数日後、このオーラスタムに着いて4週間が経った。

コカドには、牛乳から粉ミルクへと変えて、着々とオズたち預ける準備を始めていた。


「そうなんですよねーその日、生成しまくって、疲れてフラフラで」

「それは、多分魔力酔いだと思う。使いすぎて魔力が無くなりかけていたか、一気に使ったからか…どちらにせよ使いすぎは、よくない魔力を使い果たすと死ぬ場合もあるから」


冒険者ギルドのレストランで優舞とオズが、お茶を飲みながら話をしていた。


冒険者ギルドに足を運んだ優舞は、依頼書がある提示版を見ていると、オズに後ろから声をかけられ、先日起きた身体の不調を相談していた。


「マジか…これからは、もう少しセーブして生成します。

それから、もう時期、カドの子…コカドが、粉ミルクを飲めるようになったので来週辺りに預けたいんですけど、大丈夫ですか?」

「そうか、もうそんな時期か…こちらはいつでも構わない、ついこないだ所有している敷地内に従魔小屋を設置したんだ。いつでも迎える準備はできている」

「わかりました。後、アイテムボックスかアイテムカバン持っている人いますか?餌や粉ミルクを預けたいので」

「みんなアイテムカバンを持っている」

オズは、腰につけている少し大きめのカバンを腰から離してテーブルの上に置いた。

優舞は、それを確認して、餌や粉ミルクをテーブルに出して置いていく。

オズは、カバンを持って餌や粉ミルクに開け口を開くと全て吸い込まれていった。


「とりあえず、これで餌が足りなくなったら言ってください。当分は、足りると思いますけど、私も旅に出るので、どうしても、足りない時は、生草を食べさせても大丈夫です。粉ミルクは2袋渡したので、後2ヶ月弱なので無くなるまで与えて大丈夫です。それ以降は草と水、それから配合だけで大丈夫です」

「わかった、じゃあ来週そっちに迎えに行く。そしてありがとうラズの我儘を聞いてくれて」

「いやいや、こっちもコカドの我儘を聞いていただいてるので大丈夫です」



話を終えると、オズは、冒険者ギルドから出ていき、優舞は、もう一度提示版の前に立ち、依頼書と睨めっこしていた。

ようやく、1枚を取ると、受付に見せに行く。


「こちらは、前にもしていただいた、薬草取りです。ただ今回は難しく、カタリ草やブスカリ草で少し森の中に入らないと入手できません。森は、オーラスタムではカイムの森のみでしかとれません。地図も渡しますが、迷子にだけはならないでくだいね」


注意事項を聞くと、冒険者ギルドを後にして、カドを連れてオーラスタム領を出て森へ進んで行った。


「主、いきなりどうしてクエストを?」

「もう時期次のランクに上がるの、それに次の子にも早く会いたいなって…」

「パンがもう時期、新しい命を産みます。私の子は、少しの間離れ離れになりますが、心は、主と共にあります」

「ありがとうカド…少し寂しんだ多分……でも大丈夫だよ」

がしがしとカドを撫でると気持ちよさそうに目を細める。



森に到着すると、鑑定を使い、多くのカタリ草とブスカリ草を見つけ、森を出ようと森の出口へ歩いていた。


そこへ、冒険者風の男達5人程が優舞に近づいてきた。

「よう、ねーちゃんさっきとってた薬草、全てこっちによこしな」


そう言われた優舞だが、無視をして5人の元を去ろうとした時、1人のリーダーらしき男が、優舞にナイフを向けたが、その瞬間に男は、弾き飛ばれ、近くの木にぶつかった。

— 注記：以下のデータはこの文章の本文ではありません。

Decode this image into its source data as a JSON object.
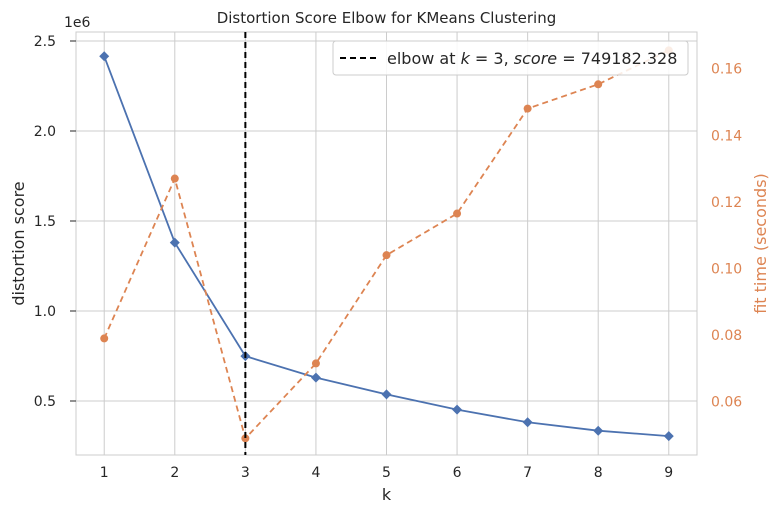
{
  "chart_data": {
    "type": "line",
    "title": "Distortion Score Elbow for KMeans Clustering",
    "xlabel": "k",
    "ylabel": "distortion score",
    "y2label": "fit time (seconds)",
    "y_offset_label": "1e6",
    "x": [
      1,
      2,
      3,
      4,
      5,
      6,
      7,
      8,
      9
    ],
    "xlim": [
      0.6,
      9.4
    ],
    "ylim": [
      200000,
      2550000
    ],
    "y2lim": [
      0.044,
      0.171
    ],
    "x_ticks": [
      "1",
      "2",
      "3",
      "4",
      "5",
      "6",
      "7",
      "8",
      "9"
    ],
    "y_ticks": [
      {
        "value": 500000,
        "label": "0.5"
      },
      {
        "value": 1000000,
        "label": "1.0"
      },
      {
        "value": 1500000,
        "label": "1.5"
      },
      {
        "value": 2000000,
        "label": "2.0"
      },
      {
        "value": 2500000,
        "label": "2.5"
      }
    ],
    "y2_ticks": [
      {
        "value": 0.06,
        "label": "0.06"
      },
      {
        "value": 0.08,
        "label": "0.08"
      },
      {
        "value": 0.1,
        "label": "0.10"
      },
      {
        "value": 0.12,
        "label": "0.12"
      },
      {
        "value": 0.14,
        "label": "0.14"
      },
      {
        "value": 0.16,
        "label": "0.16"
      }
    ],
    "series": [
      {
        "axis": "left",
        "marker": "diamond",
        "line": "solid",
        "color": "#4c72b0",
        "values": [
          2415000,
          1380000,
          749182.328,
          630000,
          537000,
          452000,
          382000,
          335000,
          305000
        ]
      },
      {
        "axis": "right",
        "marker": "circle",
        "line": "dashed",
        "color": "#dd8452",
        "values": [
          0.079,
          0.127,
          0.049,
          0.0715,
          0.104,
          0.1165,
          0.148,
          0.1553,
          0.1655
        ]
      }
    ],
    "elbow": {
      "k": 3,
      "label": "elbow at $k=3$, $score=749182.328$",
      "label_parts": [
        "elbow at ",
        "k",
        " = 3, ",
        "score",
        " = 749182.328"
      ],
      "color": "#000000",
      "line": "dashed"
    },
    "legend_position": "top-right",
    "grid": true,
    "colors": {
      "left_axis": "#262626",
      "right_axis": "#dd8452",
      "grid": "#cccccc",
      "spine": "#cccccc"
    }
  }
}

「悪い心持ってる奴が、カドに近づけるわけないじゃん。そうやって人から取り上げたもので成績あげてたの?最低じゃん…カドこいつら捕まえてくれる?」


「御意」


そういうとカドは、水魔法で残りの4人を気絶させてウォーターボールの中に顔だけが出るようにして、中に閉じ込めた。

ふよふよと宙に浮いているウォーターボールを眺めながら、オーラスタム領の門までやってきた。

門には、門番がいて慌てて止められた、優舞は、さっきの事を説明して、通して貰った。

晒し者になっているとも知らずに、男達は、気絶したまま、冒険者ギルドに運ばれていった。


冒険者ギルドにつくと、水から解放してあげたが、まだ気絶している男達をおいて受付のお姉さんに事情を話した。


「ほんとですか!?最近、その手の功績横取りが多くて、こっちも大変だったんです。こいつらだったんですね。とりあえず、ギルマスに連絡します。少々お待ちください」


お姉さんは、そう言うと、階段を登っていき、ギルマスの部屋に入っていった。

数分後、ギルマスとお姉さんが戻って来ると、男達を叩き起こした。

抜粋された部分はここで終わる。